PARIS - Au grattage ou au tirage, l'abus de jeux peut nuire gravement au budget et à la santé des joueurs s'ils tombent dans la dépendance, à l'instar de toxicomanes.
Pour prévenir ces comportements excessifs, le gouvernement, juge et partie puisqu'il tire plusieurs milliards d'euros par an de ce secteur, a installé mardi un Comité consultatif pour la mise en oeuvre d'une politique du "jeu responsable" (Cojer).
Il devra aider l'Etat à veiller à la "probité" des jeux, à "protéger les publics les plus fragiles" et à "préserver l'ordre social et l'ordre public", a déclaré le ministre délégué au Budget Jean-François Copé, selon le texte de son intervention.
Distinct de l'autorité de tutelle du secteur des jeux qu'est la direction du budget, le Cojer est composé de représentants des ministères de l'Intérieur, de la Santé, des Sports et des Finances, d'un psychiatre, d'une magistrate de la Cour des comptes et de l'inspectrice générale de l'éducation nationale et de la recherche, Monique Sassier.
La mission du Cojer portera essentiellement, dans un premier temps, sur les activités de la Française des Jeux (environ 60% du chiffre d'affaires du secteur des jeux d'argent en France), a expliqué à la presse Jean-François Copé.
Il devra ainsi conseiller le ministre du Budget sur "les sujets délicats" et les questions d'encadrement et de contrôle des jeux, éclairer les décisions sur les nouveaux jeux proposés par la FDJ et donner son avis sur le "plan d'action commerciale annuel" de l'entreprise publique.
Le Cojer devra également donner son avis sur les mesures proposées par la FDJ pour prévenir "le jeu excessif et favoriser le jeu responsable".
"Il est hors de question d'entrer dans le piège d'une formule de prohibition qui est le pire des systèmes" et ne ferait qu'encourager les jeux clandestins, a cependant souligné Jean-François Copé. "Je préfère un système encadré par l'Etat."
Si l'expérience est concluante avec la FDJ, le rôle du Cojer pourrait être étendu au PMU, qui gère les paris sur les courses de chevaux, a-t-il ajouté.
JUSQU'AU SUICIDE
Selon des chiffres de Bercy, les prélèvements sur le secteur des jeux d'argent au profit de l'Etat, de la Sécurité sociale et des communes, en constante progression, se sont élevés à 5,1 milliards d'euros en 2005 (3,8 milliards d'euros en 2000).
Sur ce montant, 2,5 milliards proviennent de la FDJ et sont orientés "sur des activités de santé publique", a précisé le ministre délégué au Budget, plus de 1,1 milliard d'euros viennent du PMU et plus de 1,5 milliard des casinos.
Le gouvernement a signé en janvier avec les casinos un "protocole du jeu responsable". Il prévoit la généralisation du contrôle d'identité à l'entrée des casinos à compter du 1er novembre, pour faire respecter les listes d'interdits de jeu.

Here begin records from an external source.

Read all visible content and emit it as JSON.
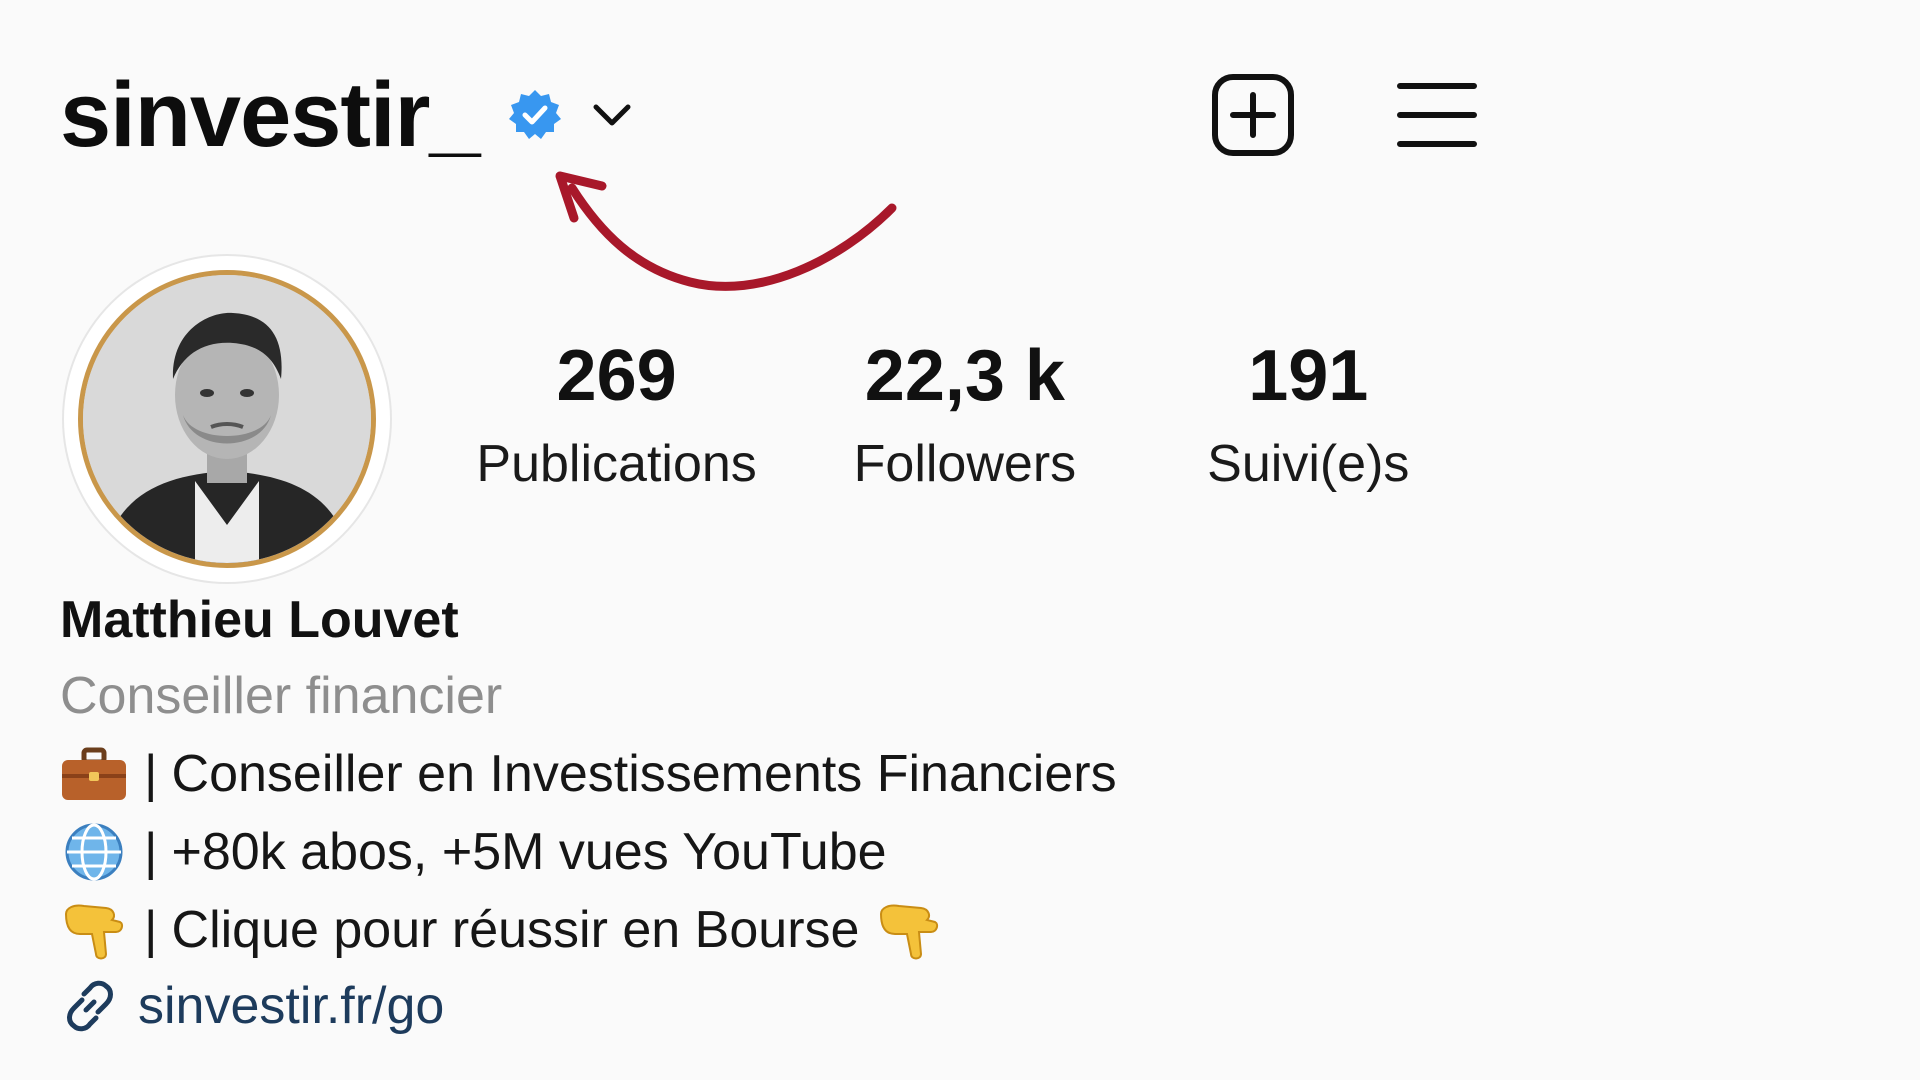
{
  "header": {
    "username": "sinvestir_",
    "verified_icon": "verified-badge-icon",
    "dropdown_icon": "chevron-down-icon",
    "new_post_icon": "plus-square-icon",
    "menu_icon": "hamburger-menu-icon"
  },
  "stats": [
    {
      "value": "269",
      "label": "Publications"
    },
    {
      "value": "22,3 k",
      "label": "Followers"
    },
    {
      "value": "191",
      "label": "Suivi(e)s"
    }
  ],
  "profile": {
    "display_name": "Matthieu Louvet",
    "category": "Conseiller financier",
    "bio_lines": [
      {
        "emoji": "briefcase-emoji",
        "separator": "|",
        "text": "Conseiller en Investissements Financiers"
      },
      {
        "emoji": "globe-emoji",
        "separator": "|",
        "text": "+80k abos, +5M vues YouTube"
      },
      {
        "emoji": "pointing-down-emoji",
        "separator": "|",
        "text": "Clique pour réussir en Bourse"
      }
    ],
    "link": "sinvestir.fr/go",
    "link_icon": "link-icon"
  },
  "colors": {
    "verified_blue": "#3897f0",
    "annotation_red": "#a8182a",
    "avatar_ring": "#c9974a",
    "category_gray": "#8e8e8e",
    "link_blue": "#1d3b5c"
  }
}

Si la mise moyenne en France - 150 euros par an - est inférieure de 20% à celle d'autres pays européens, le phénomène de la dépendance est bien réel et pourrait concerner jusqu'à 250.000 personnes, selon Marc Valleur, pyschiatre, médecin chef à l'hôpital Marmottan et membre du Cojer.
"La dépendance au jeu est une vraie pathologie. Ce sont des gens qui perdent des mois et des années", explique-t-il. "Le cancer du joueur, c'est la dépression. Ça va jusqu'au suicide."
"J'ai vu des gens qui avaient plus d'un million d'euros de dettes alors qu'il gagnent 4.000 euros par mois", souligne ce psychiatre. "Ça touche toutes les catégories sociales. Pour les gens au RMI ou au smic, c'est beaucoup plus rapide. Le RMI, c'est 13 euros par jour. Il suffit de jouer 20 euros par jour et on se retrouve à la rue."
Face à un développement "exponentiel" des jeux, recourant de plus en plus à internet, le gouvernement se place donc dans une démarche préventive, a souligné Jean-François Copé.
Le gouvernement entend ainsi maintenir l'interdiction des jeux d'argent en ligne "virtuels", c'est-à-dire ne s'appuyant pas sur un support physique comme les jeux de la FDJ.
Les internautes peuvent cependant accéder à des jeux mis en ligne à partir de sites "off shore", c'est-à-dire situés hors du territoire français.
"Nous souhaitons travailler sur cette question", a assuré Jean-François Copé. "Si cela apparaît nécessaire, nous prendrons les dispositions qui s'imposent à tous les niveaux de la chaîne pour faire appliquer les interdictions par rapport à des sites illicites. Après tout, nous l'avons fait pour la lutte contre les sites pédophiles."